Riots

Some Moslem Leaders Try to Calm Situation

Following a tense morning, which saw thousands of Moslem residents gathering outside the entrances to the Temple Mount in Jerusalem’s Old City but refusing to enter through the metal detectors placed there following last Friday’s shooting attack that killed two Israel police officers, Moslem prayers were held in the streets and open spaces near the Mount. Shortly after they ended, violent riots erupted near Lions Gate and some neighborhoods of eastern Jerusalem, as some Islamic leaders urged their followers to revolt while others counseled patience.

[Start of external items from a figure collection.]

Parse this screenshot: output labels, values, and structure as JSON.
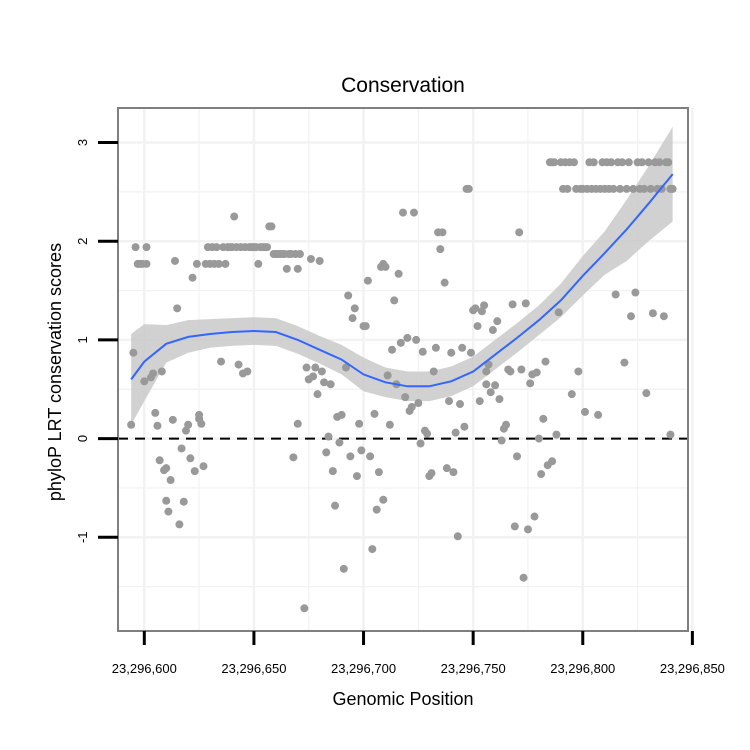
{
  "chart_data": {
    "type": "scatter",
    "title": "Conservation",
    "xlabel": "Genomic Position",
    "ylabel": "phyloP LRT conservation scores",
    "xlim": [
      23296588,
      23296848
    ],
    "ylim": [
      -1.95,
      3.35
    ],
    "xticks": [
      23296600,
      23296650,
      23296700,
      23296750,
      23296800,
      23296850
    ],
    "xtick_labels": [
      "23,296,600",
      "23,296,650",
      "23,296,700",
      "23,296,750",
      "23,296,800",
      "23,296,850"
    ],
    "yticks": [
      -1,
      0,
      1,
      2,
      3
    ],
    "ytick_labels": [
      "-1",
      "0",
      "1",
      "2",
      "3"
    ],
    "grid": true,
    "reference_line": {
      "y": 0,
      "style": "dashed"
    },
    "colors": {
      "points": "#999999",
      "smooth": "#3366ff",
      "ribbon": "#c9c9c9",
      "panel_border": "#7f7f7f",
      "grid": "#f2f2f2"
    },
    "points": [
      [
        23296594,
        0.14
      ],
      [
        23296595,
        0.87
      ],
      [
        23296596,
        1.94
      ],
      [
        23296597,
        1.77
      ],
      [
        23296598,
        1.77
      ],
      [
        23296599,
        1.77
      ],
      [
        23296600,
        0.58
      ],
      [
        23296601,
        1.94
      ],
      [
        23296601,
        1.77
      ],
      [
        23296603,
        0.62
      ],
      [
        23296604,
        0.66
      ],
      [
        23296605,
        0.26
      ],
      [
        23296606,
        0.13
      ],
      [
        23296607,
        -0.22
      ],
      [
        23296608,
        0.68
      ],
      [
        23296609,
        -0.32
      ],
      [
        23296610,
        -0.63
      ],
      [
        23296610,
        -0.3
      ],
      [
        23296611,
        -0.74
      ],
      [
        23296612,
        -0.42
      ],
      [
        23296613,
        0.19
      ],
      [
        23296614,
        1.8
      ],
      [
        23296615,
        1.32
      ],
      [
        23296616,
        -0.87
      ],
      [
        23296617,
        -0.1
      ],
      [
        23296618,
        -0.64
      ],
      [
        23296619,
        0.08
      ],
      [
        23296620,
        0.14
      ],
      [
        23296621,
        -0.2
      ],
      [
        23296622,
        1.63
      ],
      [
        23296623,
        -0.33
      ],
      [
        23296624,
        1.77
      ],
      [
        23296625,
        0.2
      ],
      [
        23296625,
        0.24
      ],
      [
        23296626,
        0.15
      ],
      [
        23296627,
        -0.28
      ],
      [
        23296628,
        1.77
      ],
      [
        23296629,
        1.94
      ],
      [
        23296630,
        1.77
      ],
      [
        23296631,
        1.94
      ],
      [
        23296632,
        1.77
      ],
      [
        23296633,
        1.94
      ],
      [
        23296634,
        1.77
      ],
      [
        23296635,
        0.78
      ],
      [
        23296636,
        1.94
      ],
      [
        23296637,
        1.77
      ],
      [
        23296638,
        1.94
      ],
      [
        23296639,
        1.94
      ],
      [
        23296640,
        1.94
      ],
      [
        23296641,
        2.25
      ],
      [
        23296642,
        1.94
      ],
      [
        23296643,
        0.75
      ],
      [
        23296644,
        1.94
      ],
      [
        23296645,
        0.66
      ],
      [
        23296646,
        1.94
      ],
      [
        23296647,
        0.68
      ],
      [
        23296648,
        1.94
      ],
      [
        23296649,
        1.94
      ],
      [
        23296650,
        1.94
      ],
      [
        23296651,
        1.94
      ],
      [
        23296652,
        1.77
      ],
      [
        23296653,
        1.94
      ],
      [
        23296654,
        1.94
      ],
      [
        23296655,
        1.94
      ],
      [
        23296656,
        1.94
      ],
      [
        23296657,
        2.15
      ],
      [
        23296658,
        2.15
      ],
      [
        23296659,
        1.87
      ],
      [
        23296660,
        1.87
      ],
      [
        23296661,
        1.87
      ],
      [
        23296662,
        1.87
      ],
      [
        23296663,
        1.87
      ],
      [
        23296664,
        1.87
      ],
      [
        23296665,
        1.72
      ],
      [
        23296666,
        1.87
      ],
      [
        23296667,
        1.87
      ],
      [
        23296668,
        -0.19
      ],
      [
        23296669,
        1.87
      ],
      [
        23296670,
        1.72
      ],
      [
        23296670,
        0.15
      ],
      [
        23296671,
        1.87
      ],
      [
        23296673,
        -1.72
      ],
      [
        23296674,
        0.72
      ],
      [
        23296675,
        0.6
      ],
      [
        23296676,
        1.82
      ],
      [
        23296677,
        0.63
      ],
      [
        23296678,
        0.72
      ],
      [
        23296679,
        0.45
      ],
      [
        23296680,
        1.8
      ],
      [
        23296681,
        0.68
      ],
      [
        23296682,
        0.57
      ],
      [
        23296683,
        -0.14
      ],
      [
        23296684,
        0.02
      ],
      [
        23296685,
        0.55
      ],
      [
        23296686,
        -0.33
      ],
      [
        23296687,
        -0.68
      ],
      [
        23296688,
        0.22
      ],
      [
        23296689,
        -0.04
      ],
      [
        23296690,
        0.24
      ],
      [
        23296691,
        -1.32
      ],
      [
        23296692,
        0.72
      ],
      [
        23296693,
        1.45
      ],
      [
        23296694,
        -0.18
      ],
      [
        23296695,
        1.22
      ],
      [
        23296696,
        1.32
      ],
      [
        23296697,
        -0.38
      ],
      [
        23296698,
        0.15
      ],
      [
        23296699,
        -0.12
      ],
      [
        23296700,
        1.14
      ],
      [
        23296701,
        1.14
      ],
      [
        23296702,
        1.6
      ],
      [
        23296703,
        -0.18
      ],
      [
        23296704,
        -1.12
      ],
      [
        23296705,
        0.25
      ],
      [
        23296706,
        -0.72
      ],
      [
        23296707,
        -0.34
      ],
      [
        23296708,
        1.74
      ],
      [
        23296709,
        -0.62
      ],
      [
        23296709,
        1.77
      ],
      [
        23296710,
        1.74
      ],
      [
        23296711,
        0.64
      ],
      [
        23296712,
        0.14
      ],
      [
        23296713,
        0.9
      ],
      [
        23296714,
        1.4
      ],
      [
        23296715,
        0.55
      ],
      [
        23296716,
        1.67
      ],
      [
        23296717,
        0.97
      ],
      [
        23296718,
        2.29
      ],
      [
        23296719,
        0.42
      ],
      [
        23296720,
        1.02
      ],
      [
        23296721,
        0.28
      ],
      [
        23296722,
        0.32
      ],
      [
        23296723,
        2.29
      ],
      [
        23296724,
        1.0
      ],
      [
        23296725,
        0.36
      ],
      [
        23296726,
        -0.05
      ],
      [
        23296727,
        0.88
      ],
      [
        23296728,
        0.08
      ],
      [
        23296729,
        0.05
      ],
      [
        23296730,
        -0.38
      ],
      [
        23296731,
        -0.35
      ],
      [
        23296732,
        0.68
      ],
      [
        23296733,
        0.92
      ],
      [
        23296734,
        2.09
      ],
      [
        23296735,
        1.92
      ],
      [
        23296736,
        2.09
      ],
      [
        23296737,
        1.58
      ],
      [
        23296738,
        -0.3
      ],
      [
        23296739,
        0.38
      ],
      [
        23296740,
        0.87
      ],
      [
        23296741,
        -0.34
      ],
      [
        23296742,
        0.06
      ],
      [
        23296743,
        -0.99
      ],
      [
        23296744,
        0.35
      ],
      [
        23296745,
        0.92
      ],
      [
        23296746,
        0.12
      ],
      [
        23296747,
        2.53
      ],
      [
        23296748,
        2.53
      ],
      [
        23296749,
        0.87
      ],
      [
        23296750,
        1.3
      ],
      [
        23296751,
        1.32
      ],
      [
        23296752,
        1.14
      ],
      [
        23296753,
        0.38
      ],
      [
        23296754,
        1.29
      ],
      [
        23296755,
        1.35
      ],
      [
        23296756,
        0.55
      ],
      [
        23296756,
        0.68
      ],
      [
        23296757,
        0.75
      ],
      [
        23296758,
        0.47
      ],
      [
        23296759,
        1.1
      ],
      [
        23296760,
        0.54
      ],
      [
        23296761,
        1.19
      ],
      [
        23296762,
        0.4
      ],
      [
        23296763,
        -0.02
      ],
      [
        23296764,
        0.1
      ],
      [
        23296765,
        0.14
      ],
      [
        23296766,
        0.7
      ],
      [
        23296767,
        0.68
      ],
      [
        23296768,
        1.36
      ],
      [
        23296769,
        -0.89
      ],
      [
        23296770,
        -0.18
      ],
      [
        23296771,
        2.09
      ],
      [
        23296772,
        0.7
      ],
      [
        23296773,
        -1.41
      ],
      [
        23296774,
        1.37
      ],
      [
        23296775,
        -0.92
      ],
      [
        23296776,
        0.56
      ],
      [
        23296777,
        0.65
      ],
      [
        23296778,
        -0.79
      ],
      [
        23296779,
        0.67
      ],
      [
        23296780,
        0.0
      ],
      [
        23296781,
        -0.36
      ],
      [
        23296782,
        0.2
      ],
      [
        23296783,
        0.78
      ],
      [
        23296784,
        -0.27
      ],
      [
        23296785,
        2.8
      ],
      [
        23296786,
        -0.23
      ],
      [
        23296786,
        2.8
      ],
      [
        23296787,
        2.8
      ],
      [
        23296788,
        0.04
      ],
      [
        23296789,
        1.28
      ],
      [
        23296790,
        2.8
      ],
      [
        23296791,
        2.53
      ],
      [
        23296792,
        2.8
      ],
      [
        23296793,
        2.53
      ],
      [
        23296794,
        2.8
      ],
      [
        23296795,
        0.45
      ],
      [
        23296796,
        2.8
      ],
      [
        23296797,
        2.53
      ],
      [
        23296798,
        0.68
      ],
      [
        23296799,
        2.53
      ],
      [
        23296800,
        2.53
      ],
      [
        23296801,
        0.27
      ],
      [
        23296802,
        2.53
      ],
      [
        23296803,
        2.8
      ],
      [
        23296804,
        2.53
      ],
      [
        23296805,
        2.8
      ],
      [
        23296806,
        2.53
      ],
      [
        23296807,
        0.24
      ],
      [
        23296808,
        2.53
      ],
      [
        23296809,
        2.8
      ],
      [
        23296810,
        2.53
      ],
      [
        23296811,
        2.8
      ],
      [
        23296812,
        2.53
      ],
      [
        23296813,
        2.8
      ],
      [
        23296814,
        2.53
      ],
      [
        23296815,
        1.46
      ],
      [
        23296816,
        2.8
      ],
      [
        23296817,
        2.53
      ],
      [
        23296818,
        2.8
      ],
      [
        23296819,
        0.77
      ],
      [
        23296820,
        2.53
      ],
      [
        23296821,
        2.8
      ],
      [
        23296822,
        1.24
      ],
      [
        23296823,
        2.53
      ],
      [
        23296824,
        1.48
      ],
      [
        23296825,
        2.8
      ],
      [
        23296826,
        2.53
      ],
      [
        23296827,
        2.8
      ],
      [
        23296828,
        2.53
      ],
      [
        23296829,
        0.46
      ],
      [
        23296830,
        2.8
      ],
      [
        23296831,
        2.53
      ],
      [
        23296832,
        1.27
      ],
      [
        23296833,
        2.8
      ],
      [
        23296834,
        2.53
      ],
      [
        23296835,
        2.8
      ],
      [
        23296836,
        2.53
      ],
      [
        23296837,
        1.24
      ],
      [
        23296838,
        2.8
      ],
      [
        23296839,
        2.8
      ],
      [
        23296840,
        2.53
      ],
      [
        23296840,
        0.04
      ],
      [
        23296841,
        2.53
      ]
    ],
    "smooth": [
      [
        23296594,
        0.6,
        0.14,
        1.06
      ],
      [
        23296600,
        0.78,
        0.38,
        1.16
      ],
      [
        23296610,
        0.96,
        0.77,
        1.15
      ],
      [
        23296620,
        1.03,
        0.87,
        1.2
      ],
      [
        23296630,
        1.06,
        0.92,
        1.21
      ],
      [
        23296640,
        1.08,
        0.94,
        1.22
      ],
      [
        23296650,
        1.09,
        0.95,
        1.23
      ],
      [
        23296660,
        1.08,
        0.94,
        1.22
      ],
      [
        23296670,
        1.0,
        0.86,
        1.14
      ],
      [
        23296680,
        0.9,
        0.76,
        1.04
      ],
      [
        23296690,
        0.8,
        0.65,
        0.95
      ],
      [
        23296700,
        0.65,
        0.48,
        0.82
      ],
      [
        23296710,
        0.57,
        0.42,
        0.72
      ],
      [
        23296720,
        0.53,
        0.38,
        0.68
      ],
      [
        23296730,
        0.53,
        0.38,
        0.68
      ],
      [
        23296740,
        0.58,
        0.43,
        0.73
      ],
      [
        23296750,
        0.68,
        0.53,
        0.83
      ],
      [
        23296760,
        0.85,
        0.7,
        1.0
      ],
      [
        23296770,
        1.02,
        0.87,
        1.17
      ],
      [
        23296780,
        1.2,
        1.05,
        1.35
      ],
      [
        23296790,
        1.4,
        1.23,
        1.57
      ],
      [
        23296800,
        1.65,
        1.45,
        1.85
      ],
      [
        23296810,
        1.88,
        1.66,
        2.1
      ],
      [
        23296820,
        2.12,
        1.8,
        2.42
      ],
      [
        23296830,
        2.38,
        2.0,
        2.76
      ],
      [
        23296841,
        2.68,
        2.2,
        3.16
      ]
    ]
  }
}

“We must remember that last’s week attack was a crossing of a red line,” Police chief Roni Alsheich said. “They were trying to harm the delicate situation of the Temple Mount. But the Israel Police is here to prevent every attempt to unbalance the order here.”

The clashes followed a week which saw a great deal of white-hot rhetoric by various factions in Israel, as well as the wider Moslem world. Some Moslem leaders in the Galilee and the Negev promised to send busloads of their followers to Jerusalem to join demonstrations on Friday, while Moslem leaders in Jerusalem itself ordered neighborhood mosques to be closed and regular attendees to be encouraged to make their way to the Old City for the same purpose.

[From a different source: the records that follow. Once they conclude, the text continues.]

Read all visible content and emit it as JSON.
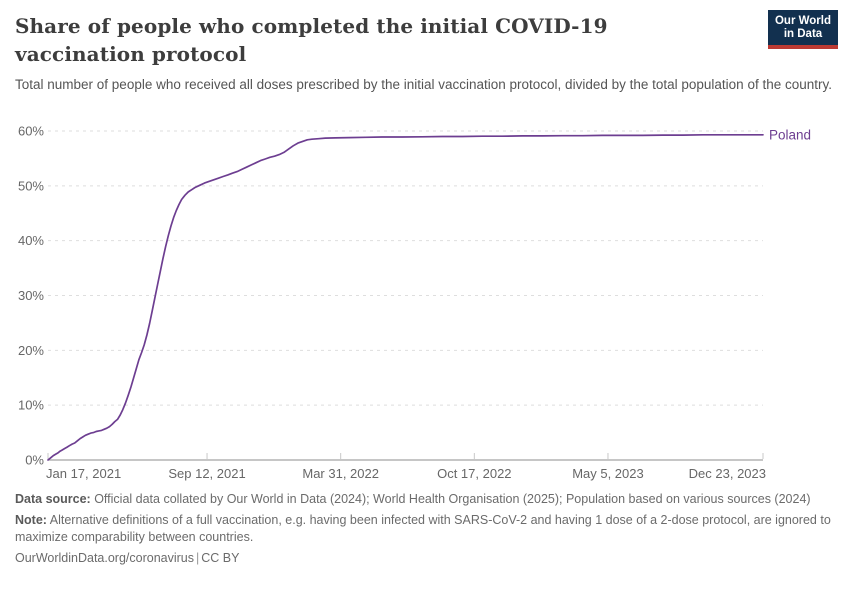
{
  "header": {
    "title": "Share of people who completed the initial COVID-19 vaccination protocol",
    "logo": {
      "line1": "Our World",
      "line2": "in Data",
      "bg_color": "#12304f",
      "bar_color": "#bc3a33"
    }
  },
  "subtitle": "Total number of people who received all doses prescribed by the initial vaccination protocol, divided by the total population of the country.",
  "chart_data": {
    "type": "line",
    "title": "Share of people who completed the initial COVID-19 vaccination protocol",
    "entity_label": "Poland",
    "line_color": "#6d3e91",
    "grid_color": "#dedede",
    "axis_color": "#a5a5a5",
    "tick_text_color": "#676767",
    "grid": "dashed horizontal only",
    "legend_position": "right of line end",
    "xlabel": "",
    "ylabel": "",
    "y_axis": {
      "ticks": [
        0,
        10,
        20,
        30,
        40,
        50,
        60
      ],
      "unit": "%",
      "ylim": [
        0,
        60
      ]
    },
    "x_axis": {
      "tick_labels": [
        "Jan 17, 2021",
        "Sep 12, 2021",
        "Mar 31, 2022",
        "Oct 17, 2022",
        "May 5, 2023",
        "Dec 23, 2023"
      ],
      "tick_days": [
        0,
        238,
        438,
        638,
        838,
        1070
      ],
      "domain_days": [
        0,
        1070
      ]
    },
    "series": [
      {
        "name": "Poland",
        "points_day_pct": [
          [
            0,
            0
          ],
          [
            4,
            0.4
          ],
          [
            8,
            0.8
          ],
          [
            12,
            1.1
          ],
          [
            15,
            1.3
          ],
          [
            18,
            1.6
          ],
          [
            21,
            1.8
          ],
          [
            25,
            2.1
          ],
          [
            28,
            2.3
          ],
          [
            32,
            2.6
          ],
          [
            36,
            2.9
          ],
          [
            40,
            3.1
          ],
          [
            44,
            3.5
          ],
          [
            48,
            3.9
          ],
          [
            52,
            4.2
          ],
          [
            56,
            4.5
          ],
          [
            60,
            4.7
          ],
          [
            64,
            4.9
          ],
          [
            68,
            5.0
          ],
          [
            72,
            5.2
          ],
          [
            76,
            5.3
          ],
          [
            80,
            5.4
          ],
          [
            84,
            5.6
          ],
          [
            88,
            5.8
          ],
          [
            92,
            6.1
          ],
          [
            96,
            6.5
          ],
          [
            100,
            7.0
          ],
          [
            104,
            7.4
          ],
          [
            108,
            8.2
          ],
          [
            112,
            9.2
          ],
          [
            116,
            10.4
          ],
          [
            120,
            11.8
          ],
          [
            124,
            13.3
          ],
          [
            128,
            14.9
          ],
          [
            132,
            16.6
          ],
          [
            136,
            18.3
          ],
          [
            140,
            19.6
          ],
          [
            144,
            21.0
          ],
          [
            148,
            22.8
          ],
          [
            152,
            24.9
          ],
          [
            156,
            27.2
          ],
          [
            160,
            29.6
          ],
          [
            164,
            32.0
          ],
          [
            168,
            34.4
          ],
          [
            172,
            36.7
          ],
          [
            176,
            38.9
          ],
          [
            180,
            40.9
          ],
          [
            184,
            42.7
          ],
          [
            188,
            44.2
          ],
          [
            192,
            45.5
          ],
          [
            196,
            46.6
          ],
          [
            200,
            47.5
          ],
          [
            205,
            48.3
          ],
          [
            210,
            48.9
          ],
          [
            215,
            49.3
          ],
          [
            220,
            49.7
          ],
          [
            227,
            50.1
          ],
          [
            234,
            50.5
          ],
          [
            241,
            50.8
          ],
          [
            248,
            51.1
          ],
          [
            255,
            51.4
          ],
          [
            262,
            51.7
          ],
          [
            269,
            52.0
          ],
          [
            276,
            52.3
          ],
          [
            283,
            52.6
          ],
          [
            290,
            53.0
          ],
          [
            297,
            53.4
          ],
          [
            304,
            53.8
          ],
          [
            311,
            54.2
          ],
          [
            318,
            54.6
          ],
          [
            325,
            54.9
          ],
          [
            332,
            55.2
          ],
          [
            339,
            55.4
          ],
          [
            346,
            55.7
          ],
          [
            353,
            56.1
          ],
          [
            360,
            56.7
          ],
          [
            367,
            57.3
          ],
          [
            374,
            57.8
          ],
          [
            381,
            58.1
          ],
          [
            388,
            58.4
          ],
          [
            395,
            58.5
          ],
          [
            405,
            58.6
          ],
          [
            415,
            58.7
          ],
          [
            430,
            58.75
          ],
          [
            450,
            58.8
          ],
          [
            475,
            58.85
          ],
          [
            500,
            58.9
          ],
          [
            530,
            58.9
          ],
          [
            560,
            58.95
          ],
          [
            590,
            59.0
          ],
          [
            620,
            59.0
          ],
          [
            650,
            59.05
          ],
          [
            680,
            59.05
          ],
          [
            710,
            59.1
          ],
          [
            740,
            59.1
          ],
          [
            770,
            59.15
          ],
          [
            800,
            59.15
          ],
          [
            830,
            59.2
          ],
          [
            860,
            59.2
          ],
          [
            890,
            59.2
          ],
          [
            920,
            59.25
          ],
          [
            950,
            59.25
          ],
          [
            980,
            59.3
          ],
          [
            1010,
            59.3
          ],
          [
            1040,
            59.3
          ],
          [
            1070,
            59.3
          ]
        ]
      }
    ]
  },
  "footer": {
    "data_source_label": "Data source:",
    "data_source_text": " Official data collated by Our World in Data (2024); World Health Organisation (2025); Population based on various sources (2024)",
    "note_label": "Note:",
    "note_text": " Alternative definitions of a full vaccination, e.g. having been infected with SARS-CoV-2 and having 1 dose of a 2-dose protocol, are ignored to maximize comparability between countries.",
    "link": "OurWorldinData.org/coronavirus",
    "separator": "|",
    "license": "CC BY"
  }
}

“We object to these metal detectors because they seize the control we have as the Wakf to direct al-Aksa Mosque,” said al-Aksa Mosque director Sheikh Omar Kiswani. “This is a breach for an internal case: Al-Aksa Mosque is for Muslims – only for Muslims – and we will never accept these metal detectors.”

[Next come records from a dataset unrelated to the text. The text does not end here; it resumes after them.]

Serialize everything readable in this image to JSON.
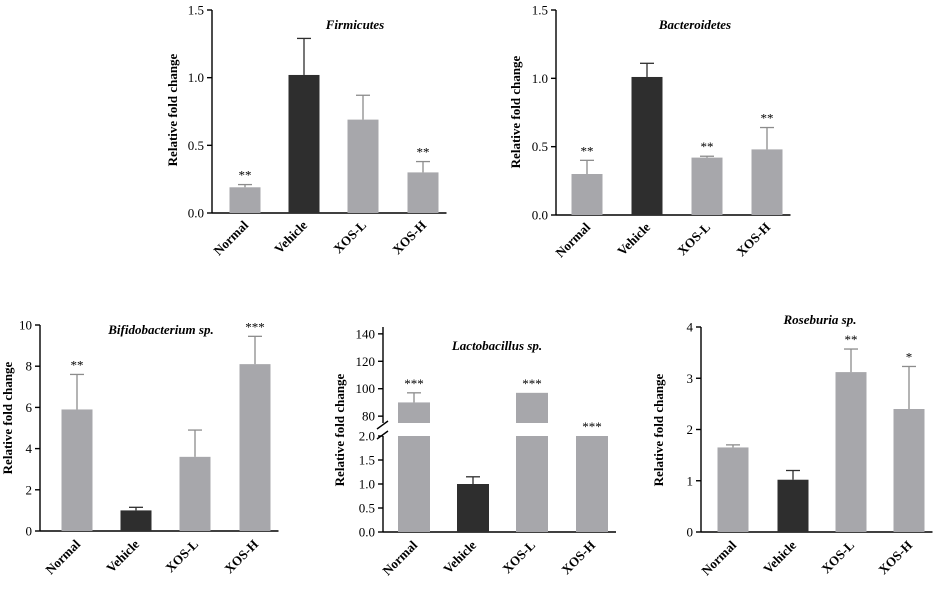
{
  "colors": {
    "gray": "#a7a7ab",
    "dark": "#2e2e2e",
    "axis": "#000000",
    "err": "#8c8c8c"
  },
  "chart_data": [
    {
      "type": "bar",
      "title": "Firmicutes",
      "ylabel": "Relative fold change",
      "categories": [
        "Normal",
        "Vehicle",
        "XOS-L",
        "XOS-H"
      ],
      "values": [
        0.19,
        1.02,
        0.69,
        0.3
      ],
      "errors": [
        0.02,
        0.27,
        0.18,
        0.08
      ],
      "significance": [
        "**",
        "",
        "",
        "**"
      ],
      "bar_colors": [
        "gray",
        "dark",
        "gray",
        "gray"
      ],
      "ylim": [
        0,
        1.5
      ],
      "ticks": [
        "0.0",
        "0.5",
        "1.0",
        "1.5"
      ]
    },
    {
      "type": "bar",
      "title": "Bacteroidetes",
      "ylabel": "Relative fold change",
      "categories": [
        "Normal",
        "Vehicle",
        "XOS-L",
        "XOS-H"
      ],
      "values": [
        0.3,
        1.01,
        0.42,
        0.48
      ],
      "errors": [
        0.1,
        0.1,
        0.01,
        0.16
      ],
      "significance": [
        "**",
        "",
        "**",
        "**"
      ],
      "bar_colors": [
        "gray",
        "dark",
        "gray",
        "gray"
      ],
      "ylim": [
        0,
        1.5
      ],
      "ticks": [
        "0.0",
        "0.5",
        "1.0",
        "1.5"
      ]
    },
    {
      "type": "bar",
      "title": "Bifidobacterium sp.",
      "ylabel": "Relative fold change",
      "categories": [
        "Normal",
        "Vehicle",
        "XOS-L",
        "XOS-H"
      ],
      "values": [
        5.9,
        1.0,
        3.6,
        8.1
      ],
      "errors": [
        1.7,
        0.15,
        1.3,
        1.35
      ],
      "significance": [
        "**",
        "",
        "",
        "***"
      ],
      "bar_colors": [
        "gray",
        "dark",
        "gray",
        "gray"
      ],
      "ylim": [
        0,
        10
      ],
      "ticks": [
        "0",
        "2",
        "4",
        "6",
        "8",
        "10"
      ]
    },
    {
      "type": "bar",
      "title": "Lactobacillus sp.",
      "ylabel": "Relative fold change",
      "categories": [
        "Normal",
        "Vehicle",
        "XOS-L",
        "XOS-H"
      ],
      "values": [
        90,
        1.0,
        97,
        2.0
      ],
      "errors": [
        7,
        0.15,
        0,
        0
      ],
      "significance": [
        "***",
        "",
        "***",
        "***"
      ],
      "bar_colors": [
        "gray",
        "dark",
        "gray",
        "gray"
      ],
      "broken_axis": {
        "lower": [
          0,
          2
        ],
        "upper": [
          75,
          145
        ]
      },
      "ticks_lower": [
        "0.0",
        "0.5",
        "1.0",
        "1.5",
        "2.0"
      ],
      "ticks_upper": [
        "80",
        "100",
        "120",
        "140"
      ]
    },
    {
      "type": "bar",
      "title": "Roseburia sp.",
      "ylabel": "Relative fold change",
      "categories": [
        "Normal",
        "Vehicle",
        "XOS-L",
        "XOS-H"
      ],
      "values": [
        1.65,
        1.02,
        3.12,
        2.4
      ],
      "errors": [
        0.05,
        0.18,
        0.45,
        0.83
      ],
      "significance": [
        "",
        "",
        "**",
        "*"
      ],
      "bar_colors": [
        "gray",
        "dark",
        "gray",
        "gray"
      ],
      "ylim": [
        0,
        4
      ],
      "ticks": [
        "0",
        "1",
        "2",
        "3",
        "4"
      ]
    }
  ]
}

“My clear message to the Zionist enemy is that al-Aksa and Jerusalem are a red line,” said Hamas leader Ismail Haniyeh. “I say to the Zionist enemy that the policy of closure and of implementing punishment measures against the Jerusalemites and the holy sites will never pass. You [Israelis] never learn from history, and do not read geography. You are blinded by your power. My clear word to you is that you should stop, you are lighting a fire.”

However, many residents of eastern Jerusalem made no secret of their plans to go home early and stay there and avoid any trouble, while the police and IDF intercepted and turned back most of the buses carrying Moslem citizens from the Galilee and Negev before they made it to Jerusalem. At press time, few injuries or arrests had been reported as a result of the clashes which had broken out.